Salut,
J'étais dans un lancement de livres l'autre jour (joie retrouvée après deux ans de disette pandémique) lorsque l'auteur, interrogé sur ses sources par un historien, a tout simplement avoué que les sources historiques étaient peu nombreuses, mais que les légendes abondaient sur le sujet. Il a alors lancé une phrase qui m'a fait réfléchir: «Les légendes font de la mauvaise Histoire, mais de très bons livres.»
Je suis tout à fait d'accord avec ce que l'auteur a dit, mais surtout parce que cette phrase résume si bien: les légendes et l'Histoire ont une base en commun, mais divergent profondément sur à peu près tout le reste.
L'Histoire est basée sur l'étude des traces du passé, avec ses méthodes et ses techniques. Non, on ne s'improvise pas historien ou historienne et non, on ne peut pas faire de l'Histoire sérieusement sans un sacré travail derrière. Entre chercher des documents d'époques, les trouver, les analyser, les faire parler, appuyer tout ce que l'on avance sur ces sources, interpréter les faits pour qu'ils nous informent sur le passé sans tomber dans le farfelu ou se laisser emporter par des chimères ou nos biais conscients ou inconscients, ça demande une grande somme de travail et surtout, de rigueur. Et le résultat? Il peut être aussi obscur et pointu que grand public et convivial, dépendant de qui le produit et du public visé.
Mais surtout, l'Histoire se base sur des faits vérifiables et prouvés.
Les légendes n'ont aucunement ce problème.
Par définition, une légende n'a pas besoin d'être prouvée au départ. Elle peut être grandiose, improbable, obscure ou perdue dans les limbes du temps. Sauf qu'elle reposera, à différents degrés, sur un fait. Souvent lointain, pris isolément d'un contexte plus large, mais un fait tout de même. Oui, le roi Arthur aurait bel et bien existé, mais son royaume et sa cour ont sûrement été à des années-lumière de ce qui est représenté dans les mythes arthuriens. Oui, les Templiers ont bel et bien existé, mais la malédiction du dernier de ses grands maîtres, Jacques Maulay, sur les rois de France... ne l'est sans doute pas. Mais reste qu'une légende repose sur une possibilité, aussi mince soit-elle, qu'elle soit vraie. Et il faut avouer que les légendes sont pas mal plus emballantes et vendeuses que l'Histoire, qui n'ose jamais faire un seul pas de côté sur ce qu'elle ne peut pas prouver.

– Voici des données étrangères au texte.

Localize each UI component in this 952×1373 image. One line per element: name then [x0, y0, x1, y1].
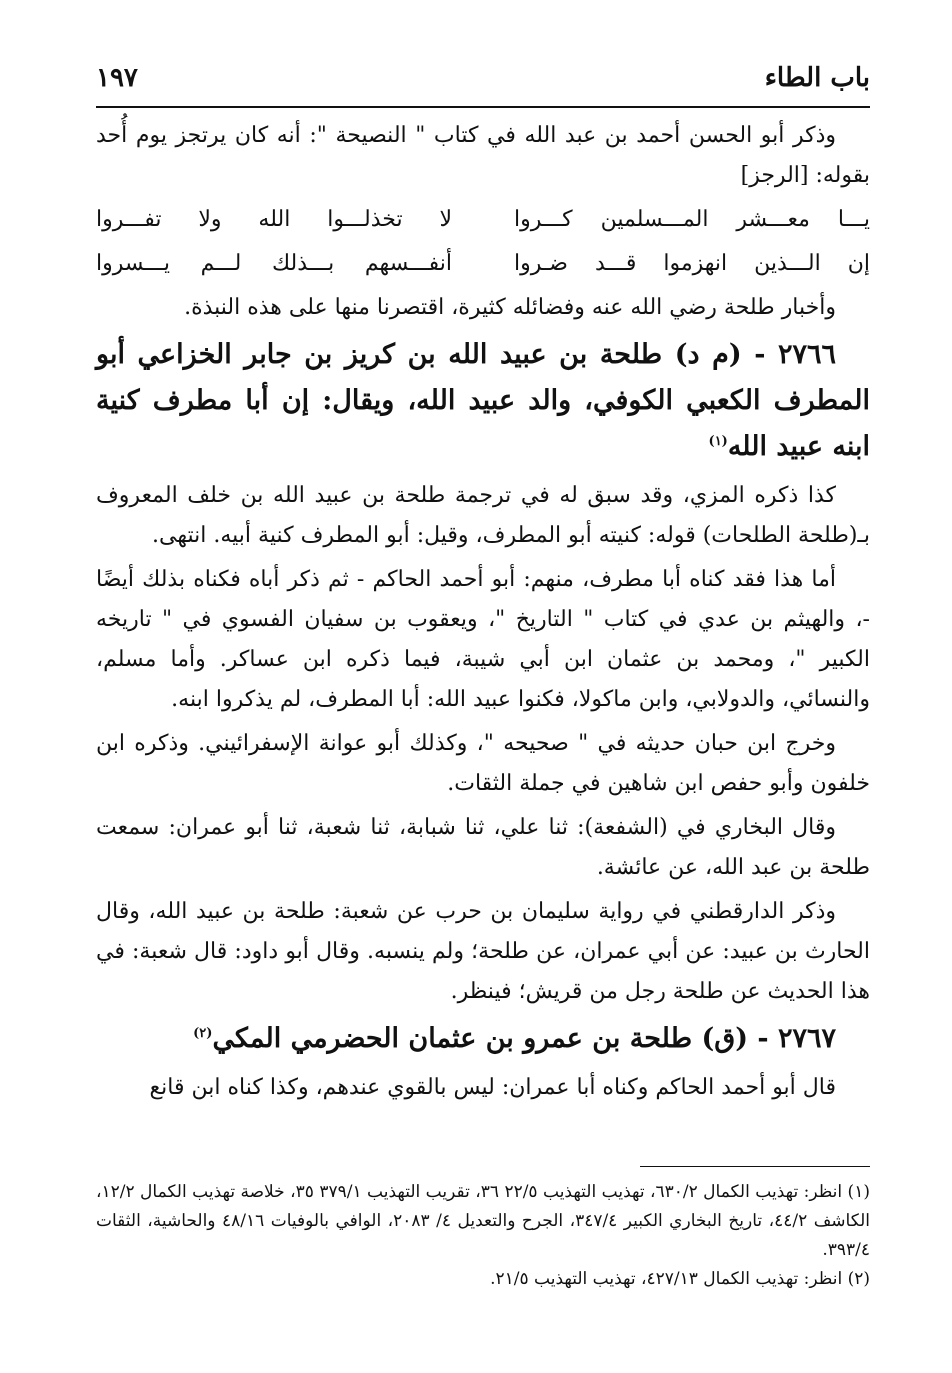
footnote-1: (١) انظر: تهذيب الكمال ٦٣٠/٢، تهذيب التهذيب ٢٢/٥ ٣٦، تقريب التهذيب ٣٧٩/١ ٣٥، خلاصة تهذيب الكمال ١٢/٢، الكاشف ٤٤/٢، تاريخ البخاري الكبير ٣٤٧/٤، الجرح والتعديل ٤/ ٢٠٨٣، الوافي بالوفيات ٤٨/١٦ والحاشية، الثقات ٣٩٣/٤. [96, 1182, 871, 1260]
intro-paragraph: وذكر أبو الحسن أحمد بن عبد الله في كتاب " النصيحة ": أنه كان يرتجز يوم أُحد بقوله: [الرجز] [96, 123, 870, 188]
verse-line-2 [96, 244, 870, 284]
running-header [96, 56, 870, 100]
entry-heading-2766 [96, 332, 870, 470]
footnote-ref-1: (١) [708, 434, 728, 449]
paragraph-4: وقال البخاري في (الشفعة): ثنا علي، ثنا شبابة، ثنا شعبة، ثنا أبو عمران: سمعت طلحة بن عبد الله، عن عائشة. [96, 815, 870, 880]
verse-2-first-hemistich: إن الـــذين انهزموا قـــد ضـروا [513, 251, 870, 276]
entry-heading-2767 [96, 1016, 870, 1062]
verse-1-second-hemistich: لا تخذلـــوا الله ولا تفـــروا [96, 207, 453, 232]
main-text [96, 116, 870, 1112]
chapter-title: باب الطاء [764, 63, 870, 93]
footnote-ref-2: (٢) [193, 1026, 213, 1041]
paragraph-1: كذا ذكره المزي، وقد سبق له في ترجمة طلحة بن عبيد الله بن خلف المعروف بـ(طلحة الطلحات) قوله: كنيته أبو المطرف، وقيل: أبو المطرف كنية أبيه. انتهى. [96, 483, 870, 548]
verse-line-1 [96, 200, 870, 240]
verse-2-second-hemistich: أنفـــسهم بـــذلك لـــم يـــسروا [96, 251, 453, 276]
paragraph-5: وذكر الدارقطني في رواية سليمان بن حرب عن شعبة: طلحة بن عبيد الله، وقال الحارث بن عبيد: عن أبي عمران، عن طلحة؛ ولم ينسبه. وقال أبو داود: قال شعبة: في هذا الحديث عن طلحة رجل من قريش؛ فينظر. [96, 899, 870, 1004]
paragraph-2: أما هذا فقد كناه أبا مطرف، منهم: أبو أحمد الحاكم - ثم ذكر أباه فكناه بذلك أيضًا -، والهيثم بن عدي في كتاب " التاريخ "، ويعقوب بن سفيان الفسوي في " تاريخه الكبير "، ومحمد بن عثمان ابن أبي شيبة، فيما ذكره ابن عساكر. وأما مسلم، والنسائي، والدولابي، وابن ماكولا، فكنوا عبيد الله: أبا المطرف، لم يذكروا ابنه. [96, 567, 870, 712]
closing-paragraph: وأخبار طلحة رضي الله عنه وفضائله كثيرة، اقتصرنا منها على هذه النبذة. [184, 295, 836, 320]
footnote-divider [640, 1166, 870, 1167]
footnotes [96, 1178, 870, 1294]
paragraph-3: وخرج ابن حبان حديثه في " صحيحه "، وكذلك أبو عوانة الإسفرائيني. وذكره ابن خلفون وأبو حفص ابن شاهين في جملة الثقات. [96, 731, 870, 796]
verse-1-first-hemistich: يـــا معـــشر المـــسلمين كـــروا [513, 207, 870, 232]
page-number: ١٩٧ [96, 63, 138, 93]
footnote-2: (٢) انظر: تهذيب الكمال ٤٢٧/١٣، تهذيب التهذيب ٢١/٥. [490, 1269, 870, 1289]
entry-heading-2767-text: ٢٧٦٧ - (ق) طلحة بن عمرو بن عثمان الحضرمي المكي [212, 1023, 836, 1054]
entry-heading-2766-text: ٢٧٦٦ - (م د) طلحة بن عبيد الله بن كريز بن جابر الخزاعي أبو المطرف الكعبي الكوفي، والد عبيد الله، ويقال: إن أبا مطرف كنية ابنه عبيد الله [96, 339, 870, 462]
paragraph-6: قال أبو أحمد الحاكم وكناه أبا عمران: ليس بالقوي عندهم، وكذا كناه ابن قانع [149, 1075, 836, 1100]
header-divider [96, 106, 870, 108]
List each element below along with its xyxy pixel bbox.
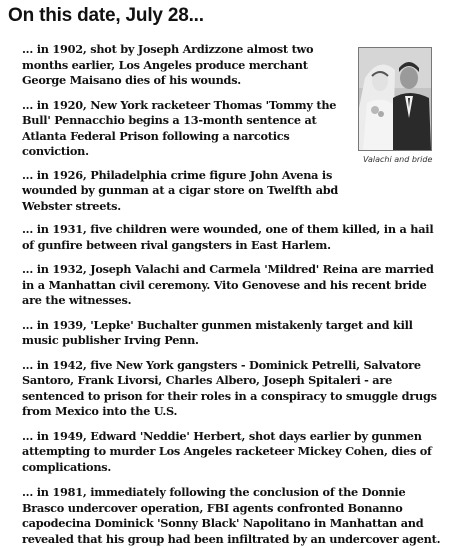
list-item: ... in 1931, five children were wounded, one of them killed, in a hail of gunfire between rival gangsters in East Harlem.: [22, 222, 434, 252]
list-item: ... in 1981, immediately following the conclusion of the Donnie Brasco undercover operation, FBI agents confronted Bonanno capodecina Dominick 'Sonny Black' Napolitano in Manhattan and revealed that his group had been infiltrated by an undercover agent.: [22, 485, 441, 546]
page-title: On this date, July 28...: [8, 5, 204, 26]
list-item: ... in 1942, five New York gangsters - Dominick Petrelli, Salvatore Santoro, Frank Livorsi, Charles Albero, Joseph Spitaleri - are sentenced to prison for their roles in a conspiracy to smuggle drugs from Mexico into the U.S.: [22, 357, 437, 418]
photo-caption: Valachi and bride: [363, 155, 433, 164]
list-item: ... in 1902, shot by Joseph Ardizzone almost two months earlier, Los Angeles produce merchant George Maisano dies of his wounds.: [22, 42, 314, 87]
list-item: ... in 1926, Philadelphia crime figure John Avena is wounded by gunman at a cigar store on Twelfth abd Webster streets.: [22, 167, 339, 213]
wedding-photo: [358, 47, 432, 151]
list-item: ... in 1939, 'Lepke' Buchalter gunmen mistakenly target and kill music publisher Irving Penn.: [22, 317, 413, 347]
list-item: ... in 1932, Joseph Valachi and Carmela 'Mildred' Reina are married in a Manhattan civil ceremony. Vito Genovese and his recent bride are the witnesses.: [22, 262, 434, 307]
list-item: ... in 1920, New York racketeer Thomas 'Tommy the Bull' Pennacchio begins a 13-month sentence at Atlanta Federal Prison following a narcotics conviction.: [22, 97, 337, 158]
list-item: ... in 1949, Edward 'Neddie' Herbert, shot days earlier by gunmen attempting to murder Los Angeles racketeer Mickey Cohen, dies of complications.: [22, 428, 432, 474]
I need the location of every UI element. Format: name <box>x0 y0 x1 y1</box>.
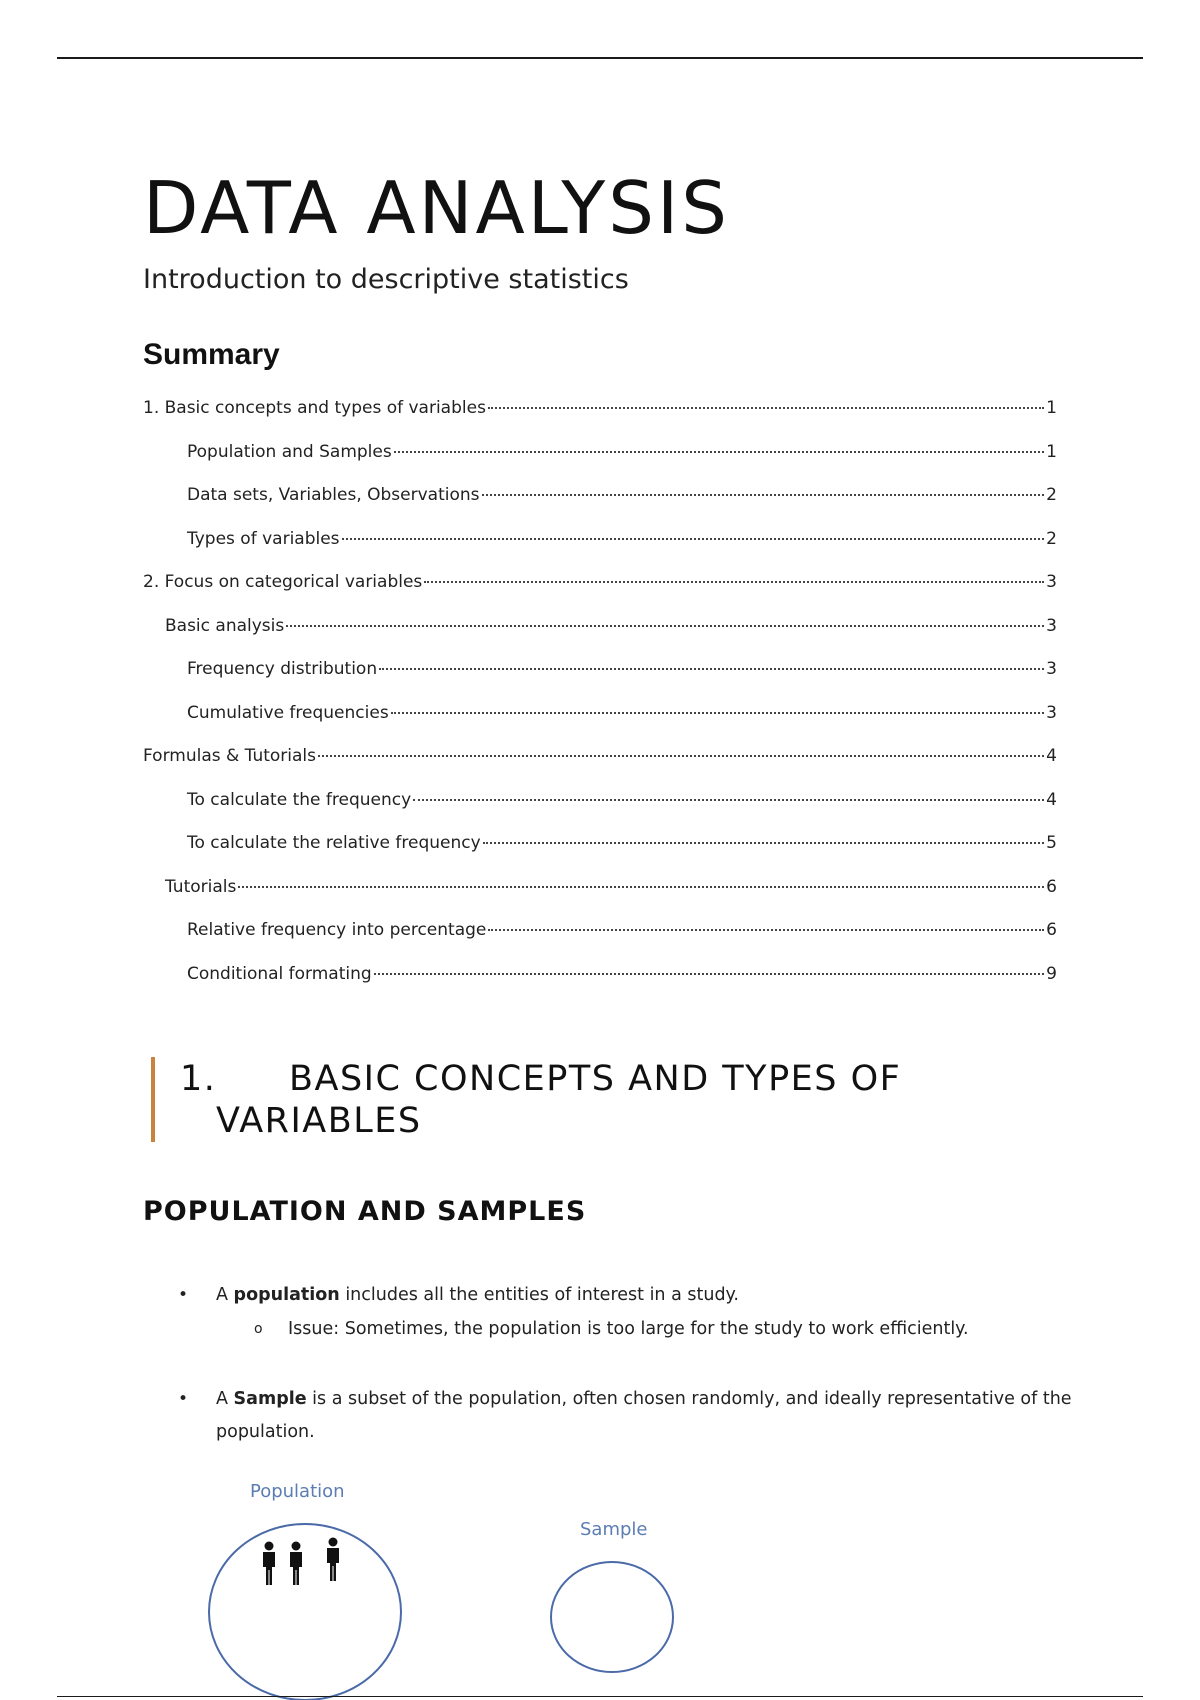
toc-leader-dots <box>488 929 1044 931</box>
toc-entry-page: 3 <box>1046 659 1057 679</box>
toc-entry-page: 5 <box>1046 833 1057 853</box>
sample-circle <box>551 1562 673 1672</box>
toc-entry[interactable] <box>143 877 1057 921</box>
toc-entry-label[interactable]: Tutorials <box>165 876 237 897</box>
footer-rule <box>57 1696 1143 1697</box>
toc-entry[interactable] <box>143 703 1057 747</box>
toc-entry-page: 3 <box>1046 572 1057 592</box>
toc-entry[interactable] <box>143 485 1057 529</box>
section-heading-line1: BASIC CONCEPTS AND TYPES OF <box>289 1059 902 1099</box>
toc-leader-dots <box>391 712 1044 714</box>
toc-leader-dots <box>342 538 1045 540</box>
bullet-bold-term: population <box>233 1285 340 1305</box>
toc-entry-page: 1 <box>1046 441 1057 462</box>
toc-leader-dots <box>379 668 1044 670</box>
bullet-text-suffix: includes all the entities of interest in a study. <box>339 1285 739 1305</box>
toc-entry[interactable] <box>143 833 1057 877</box>
toc-entry-label[interactable]: Types of variables <box>187 528 340 549</box>
bullet-bold-term: Sample <box>233 1389 307 1409</box>
toc-leader-dots <box>413 799 1044 801</box>
toc-entry-page: 3 <box>1046 615 1057 636</box>
toc-leader-dots <box>424 581 1044 583</box>
document-title: DATA ANALYSIS <box>143 166 730 250</box>
toc-leader-dots <box>374 973 1044 975</box>
sub-bullet-text: Issue: Sometimes, the population is too large for the study to work efficiently. <box>288 1319 969 1339</box>
sample-label: Sample <box>580 1519 648 1540</box>
table-of-contents <box>143 398 1057 1007</box>
person-icon <box>327 1538 339 1582</box>
toc-leader-dots <box>482 494 1045 496</box>
toc-entry[interactable] <box>143 659 1057 703</box>
population-label: Population <box>250 1481 345 1502</box>
toc-entry[interactable] <box>143 746 1057 790</box>
toc-entry[interactable] <box>143 616 1057 660</box>
toc-entry[interactable] <box>143 529 1057 573</box>
toc-entry-label[interactable]: 1. Basic concepts and types of variables <box>143 398 486 418</box>
toc-leader-dots <box>286 625 1044 627</box>
header-rule <box>57 57 1143 59</box>
toc-leader-dots <box>483 842 1044 844</box>
toc-entry[interactable] <box>143 920 1057 964</box>
population-circle <box>209 1524 401 1700</box>
toc-entry-page: 2 <box>1046 528 1057 549</box>
toc-entry-label[interactable]: Basic analysis <box>165 615 285 636</box>
person-icon <box>263 1542 275 1586</box>
toc-entry-page: 4 <box>1046 789 1057 810</box>
toc-entry-label[interactable]: To calculate the relative frequency <box>187 833 481 853</box>
toc-entry-page: 9 <box>1046 963 1057 984</box>
bullet-population <box>178 1279 1076 1312</box>
toc-entry-label[interactable]: Cumulative frequencies <box>187 702 389 723</box>
bullet-sample <box>178 1383 1076 1449</box>
toc-entry-label[interactable]: Frequency distribution <box>187 659 378 679</box>
toc-entry-label[interactable]: Relative frequency into percentage <box>187 920 487 940</box>
bullet-text-suffix: is a subset of the population, often chosen randomly, and ideally representative of the population. <box>216 1389 1072 1442</box>
sub-bullet-circle-icon: o <box>254 1321 263 1337</box>
toc-entry-label[interactable]: To calculate the frequency <box>187 789 412 810</box>
toc-entry-page: 3 <box>1046 702 1057 723</box>
sub-bullet-issue <box>254 1313 1088 1346</box>
toc-entry-page: 2 <box>1046 485 1057 505</box>
toc-entry[interactable] <box>143 572 1057 616</box>
section-heading-line2: VARIABLES <box>216 1101 422 1141</box>
summary-heading: Summary <box>143 338 280 371</box>
toc-entry-page: 6 <box>1046 920 1057 940</box>
bullet-text-prefix: A <box>216 1285 234 1305</box>
bullet-text-prefix: A <box>216 1389 234 1409</box>
section-accent-bar <box>151 1057 155 1142</box>
toc-entry-label[interactable]: Conditional formating <box>187 963 372 984</box>
toc-entry-page: 4 <box>1046 746 1057 766</box>
toc-leader-dots <box>394 451 1044 453</box>
toc-entry-page: 6 <box>1046 876 1057 897</box>
population-samples-heading: POPULATION AND SAMPLES <box>143 1196 587 1227</box>
document-subtitle: Introduction to descriptive statistics <box>143 264 629 295</box>
toc-leader-dots <box>318 755 1044 757</box>
toc-entry[interactable] <box>143 398 1057 442</box>
toc-entry[interactable] <box>143 442 1057 486</box>
section-number: 1. <box>180 1059 217 1099</box>
person-icon <box>290 1542 302 1586</box>
bullet-dot-icon: • <box>178 1285 189 1305</box>
toc-entry-label[interactable]: Data sets, Variables, Observations <box>187 485 480 505</box>
toc-entry-label[interactable]: 2. Focus on categorical variables <box>143 572 423 592</box>
toc-leader-dots <box>238 886 1044 888</box>
toc-entry[interactable] <box>143 964 1057 1008</box>
toc-entry[interactable] <box>143 790 1057 834</box>
toc-entry-label[interactable]: Formulas & Tutorials <box>143 746 317 766</box>
section-heading-basic-concepts <box>180 1058 1080 1142</box>
toc-entry-page: 1 <box>1046 398 1057 418</box>
bullet-dot-icon: • <box>178 1389 189 1409</box>
toc-entry-label[interactable]: Population and Samples <box>187 441 392 462</box>
toc-leader-dots <box>488 407 1044 409</box>
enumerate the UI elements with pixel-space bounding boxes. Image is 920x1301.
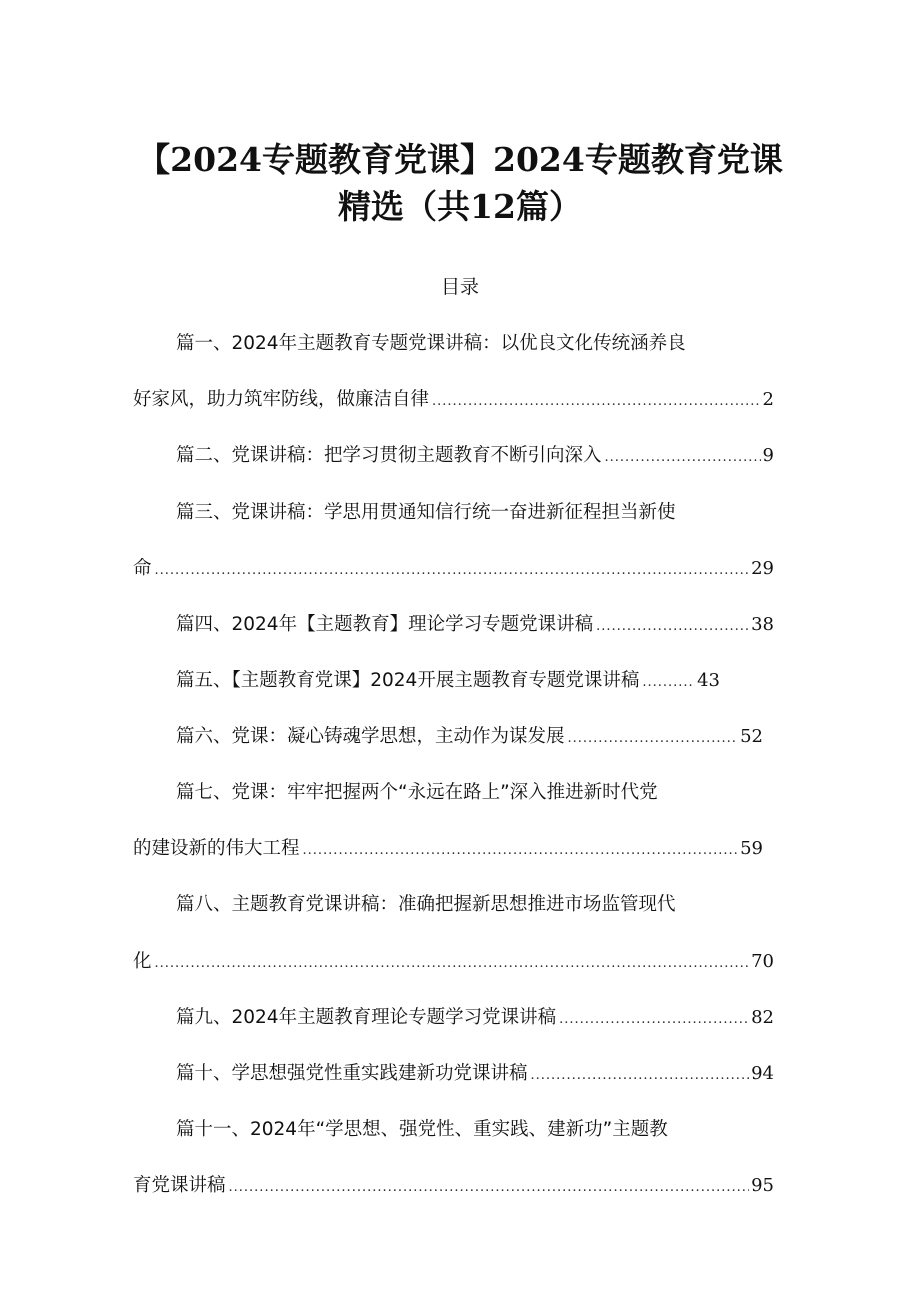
toc-page-number: 29 <box>751 558 774 579</box>
toc-entry-text: 篇二、党课讲稿：把学习贯彻主题教育不断引向深入 <box>176 445 602 466</box>
toc-entry-7[interactable] <box>133 834 763 864</box>
toc-leader-dots <box>303 836 739 866</box>
toc-leader-dots <box>155 556 750 586</box>
toc-page-number: 95 <box>751 1175 774 1196</box>
toc-page-number: 9 <box>762 445 774 466</box>
toc-leader-dots <box>531 1061 750 1091</box>
toc-entry-text: 育党课讲稿 <box>133 1175 226 1196</box>
toc-entry-6[interactable] <box>176 722 763 752</box>
toc-page-number: 43 <box>697 670 720 691</box>
toc-entry-11-line-1[interactable]: 篇十一、2024年“学思想、强党性、重实践、建新功”主题教 <box>176 1119 668 1140</box>
toc-entry-10[interactable] <box>176 1059 774 1089</box>
toc-leader-dots <box>642 668 695 698</box>
toc-entry-text: 的建设新的伟大工程 <box>133 838 300 859</box>
document-title-line-1: 【2024专题教育党课】2024专题教育党课 <box>137 140 783 179</box>
toc-entry-text: 篇六、党课：凝心铸魂学思想，主动作为谋发展 <box>176 726 565 747</box>
toc-entry-3[interactable] <box>133 554 774 584</box>
toc-entry-1[interactable] <box>133 385 774 415</box>
toc-entry-2[interactable] <box>176 441 774 471</box>
toc-page-number: 70 <box>751 951 774 972</box>
toc-page-number: 52 <box>740 726 763 747</box>
toc-leader-dots <box>596 612 749 642</box>
toc-entry-text: 好家风，助力筑牢防线，做廉洁自律 <box>133 389 430 410</box>
toc-page-number: 38 <box>751 614 774 635</box>
toc-entry-text: 化 <box>133 951 152 972</box>
toc-entry-text: 篇十、学思想强党性重实践建新功党课讲稿 <box>176 1063 528 1084</box>
toc-leader-dots <box>155 949 750 979</box>
toc-leader-dots <box>559 1005 749 1035</box>
toc-page-number: 59 <box>740 838 763 859</box>
toc-entry-1-line-1[interactable]: 篇一、2024年主题教育专题党课讲稿：以优良文化传统涵养良 <box>176 333 686 354</box>
toc-leader-dots <box>605 443 761 473</box>
toc-page-number: 94 <box>751 1063 774 1084</box>
toc-leader-dots <box>229 1173 750 1203</box>
toc-entry-3-line-1[interactable]: 篇三、党课讲稿：学思用贯通知信行统一奋进新征程担当新使 <box>176 502 676 523</box>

Quand on arrive au niveau de la fiction, les livres historiques demandent donc une quantité de recherche faramineuse et une grande minutie à leurs patients rédacteurices. Car écrire un roman historique est un travail de moine, excusez-moi l'expression. Parce que la plus petite erreur peut leur être remise sous le nez. Je me rappelle une anecdote racontée par Michel David qui s'était fait dire par un lecteur que son personnage préféré était celui du nageur. Michel David essayait en vain de se rappeler d'un personnage de nageur dans son oeuvre quand le lecteur lui a dit qu'un de ceux-ci traversait à un moment un pont qui a été construit un an après dans la réalité!
Mais les légendes... Tant que l'histoire que l'on raconte se tient, on se fout de l'Histoire avec un grand H. Tout est permis. Les dates perdent de leur importance, les grands personnages historiques peuvent dire des choses qu'ils n'ont jamais dites historiquement parlant et de simples événements anodins devenir de superbes revirements. Mais surtout, on peut se permettre d'inventer autre chose, un monde différent.. sur les bases de quelque chose de réel, donc de quelque chose qui aurait pu arriver dans notre propre monde et qui est parfois peut-être même arrivé, mais on ne sait pas, on n'a pas de preuve, sauf que peut-être... Quelle merveille pour celui ou celle qui prend la plume!
Dans l'oeil du public non averti, l'Histoire et la légende sont d'ailleurs bien proches. Malheureusement. L'un comme l'autre peuvent être la source de merveilleux livres. Sauf qu'il faut bien avouer que seule l'Histoire a le mérite d'être vraie.